Date: Dec, 2014
Location: Cordoba, Spain
The Mosque-Cathedral of Cordoba (proclaimed a World Heritage Site in 1984) is arguably the most significant monument in the whole of the western Muslim World and one of the most amazing buildings in the world in its own right. It was the most important and one of the largest Mosque of it’s time, and the complete evolution of the Omeyan architectural style in Spain can be seen in its different sections, as well as the Gothic, Renaissance and Baroque styles of the Christian part.
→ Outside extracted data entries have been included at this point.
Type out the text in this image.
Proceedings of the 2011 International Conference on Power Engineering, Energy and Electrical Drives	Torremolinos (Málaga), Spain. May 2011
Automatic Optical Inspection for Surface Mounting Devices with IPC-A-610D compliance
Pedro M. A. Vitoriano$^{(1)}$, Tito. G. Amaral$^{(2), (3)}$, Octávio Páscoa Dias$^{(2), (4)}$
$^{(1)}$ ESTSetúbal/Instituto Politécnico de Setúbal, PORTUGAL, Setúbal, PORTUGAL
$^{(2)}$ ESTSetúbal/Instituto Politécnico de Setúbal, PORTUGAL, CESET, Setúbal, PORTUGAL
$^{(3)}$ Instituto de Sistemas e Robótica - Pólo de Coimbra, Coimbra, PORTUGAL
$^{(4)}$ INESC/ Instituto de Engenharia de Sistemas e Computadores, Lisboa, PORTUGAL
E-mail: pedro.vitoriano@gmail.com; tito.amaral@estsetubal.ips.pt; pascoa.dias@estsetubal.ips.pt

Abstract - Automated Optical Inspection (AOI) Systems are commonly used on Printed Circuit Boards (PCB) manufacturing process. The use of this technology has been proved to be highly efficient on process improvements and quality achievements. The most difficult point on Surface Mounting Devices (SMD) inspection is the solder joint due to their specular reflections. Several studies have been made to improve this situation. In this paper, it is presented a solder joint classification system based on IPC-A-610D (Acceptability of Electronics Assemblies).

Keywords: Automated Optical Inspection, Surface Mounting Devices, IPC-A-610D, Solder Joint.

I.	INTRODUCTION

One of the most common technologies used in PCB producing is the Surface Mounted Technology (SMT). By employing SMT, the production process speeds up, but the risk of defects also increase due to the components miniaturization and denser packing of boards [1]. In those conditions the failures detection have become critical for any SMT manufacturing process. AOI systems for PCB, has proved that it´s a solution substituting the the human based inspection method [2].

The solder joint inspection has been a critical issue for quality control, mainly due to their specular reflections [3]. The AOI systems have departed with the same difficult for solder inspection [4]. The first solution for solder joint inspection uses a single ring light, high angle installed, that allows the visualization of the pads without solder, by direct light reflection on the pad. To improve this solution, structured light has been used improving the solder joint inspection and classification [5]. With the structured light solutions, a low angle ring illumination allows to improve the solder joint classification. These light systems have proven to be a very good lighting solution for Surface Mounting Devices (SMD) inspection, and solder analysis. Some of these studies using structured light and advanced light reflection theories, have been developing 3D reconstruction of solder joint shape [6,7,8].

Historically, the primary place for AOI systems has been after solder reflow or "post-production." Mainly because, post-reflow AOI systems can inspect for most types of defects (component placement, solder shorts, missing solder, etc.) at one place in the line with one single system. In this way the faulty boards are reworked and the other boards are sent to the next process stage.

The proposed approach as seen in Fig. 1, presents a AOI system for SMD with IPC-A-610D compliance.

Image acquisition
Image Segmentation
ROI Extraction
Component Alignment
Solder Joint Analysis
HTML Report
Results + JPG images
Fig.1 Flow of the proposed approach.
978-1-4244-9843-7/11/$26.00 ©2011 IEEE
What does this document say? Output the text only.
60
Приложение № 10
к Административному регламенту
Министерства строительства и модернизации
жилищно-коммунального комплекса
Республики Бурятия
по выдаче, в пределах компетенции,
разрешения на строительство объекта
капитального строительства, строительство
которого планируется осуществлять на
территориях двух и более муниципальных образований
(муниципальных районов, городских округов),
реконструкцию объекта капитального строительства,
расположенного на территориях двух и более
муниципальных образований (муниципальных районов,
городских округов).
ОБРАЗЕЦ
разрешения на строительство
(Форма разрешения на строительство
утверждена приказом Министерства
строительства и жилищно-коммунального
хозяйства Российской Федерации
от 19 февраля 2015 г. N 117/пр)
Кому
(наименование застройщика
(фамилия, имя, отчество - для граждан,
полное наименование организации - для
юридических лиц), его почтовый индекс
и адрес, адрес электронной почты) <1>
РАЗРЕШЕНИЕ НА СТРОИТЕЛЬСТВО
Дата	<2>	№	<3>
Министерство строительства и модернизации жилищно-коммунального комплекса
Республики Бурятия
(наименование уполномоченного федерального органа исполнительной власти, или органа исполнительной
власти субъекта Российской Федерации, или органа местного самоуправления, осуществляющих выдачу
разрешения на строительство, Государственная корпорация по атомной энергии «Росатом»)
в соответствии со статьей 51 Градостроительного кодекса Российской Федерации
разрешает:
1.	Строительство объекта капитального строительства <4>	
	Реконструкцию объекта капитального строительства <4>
The site which the Mosque-Cathedral occupies has been used for the worship of different divinities since ancient times. Under the rule of the Visigoths, the Basilica of San Vicente occupied this site. It was rectangular in shape, and for a while was shared by both Christians and Muslims. Later, after the Muslims bought part of the land, a primitive Mosque was built. As the Muslim population increased, the ruler Abd al Rehman I acquired the whole site and demolished the basilica to make way for the first main Mosque of the city. Some of the original building materials from the Visigothic basilica can still be seen in the first section of the Mosque built by Abd al Rehman I.
A surprising feature of the Mosque is that it was built facing south, just like the Mosque of Damascus. Several possible explanations have been given for this fact, but the most likely explanation is that the sandy ground around the River Guadalquivir made it impossible to build the Mosque facing Mecca. The main focal point inside the Mosque is the mihrab (prayer niche) where the Imam lead the prayers.
The great Mosque is made up of two distinct areas, the Orange Tree courtyard, with its porticos (the only part built by Abd al Rahman III), where the minaret stands (now encased in the Renaissance bell tower), and the prayer hall. The area inside is made up of a forest of columns with a harmonious color scheme of red and white arches.
The use of horseshoe arches was borrowed from Visigothic art, but it later became a trademark of Islamic architecture. The rows of arches dividing each nave are on two levels: on the lower level, a horseshoe arch, and above that, a semi-circular arch. The alternating stone and brick work gave the Mosque its characteristic two-tone appearance and set a model for future Islamic buildings. The double arches provided that the ceiling was higher and the interior was better lit. It is believed the idea may have been adopted from the Roman aqueduct of Los Milagros (Mérida).
In the early 16th century, Bishop Manrique got the permission from Carlos V (Charles V, King of Spain) to construct inside the Great Mosque. Both, the Bishop and the King, agreed that the expansion made under the rule of Alhakem II should be respected and preserved.
In 1523, the construction of the Cathedral began under the direction of the Spanish architect Hernán Ruiz I. After many discussions, they decided to insert the Cathedral in the very heart, which meant tearing down the center of the Mosque. After the death of the architect, his son, grandson and Juan de Ochoa continued the work.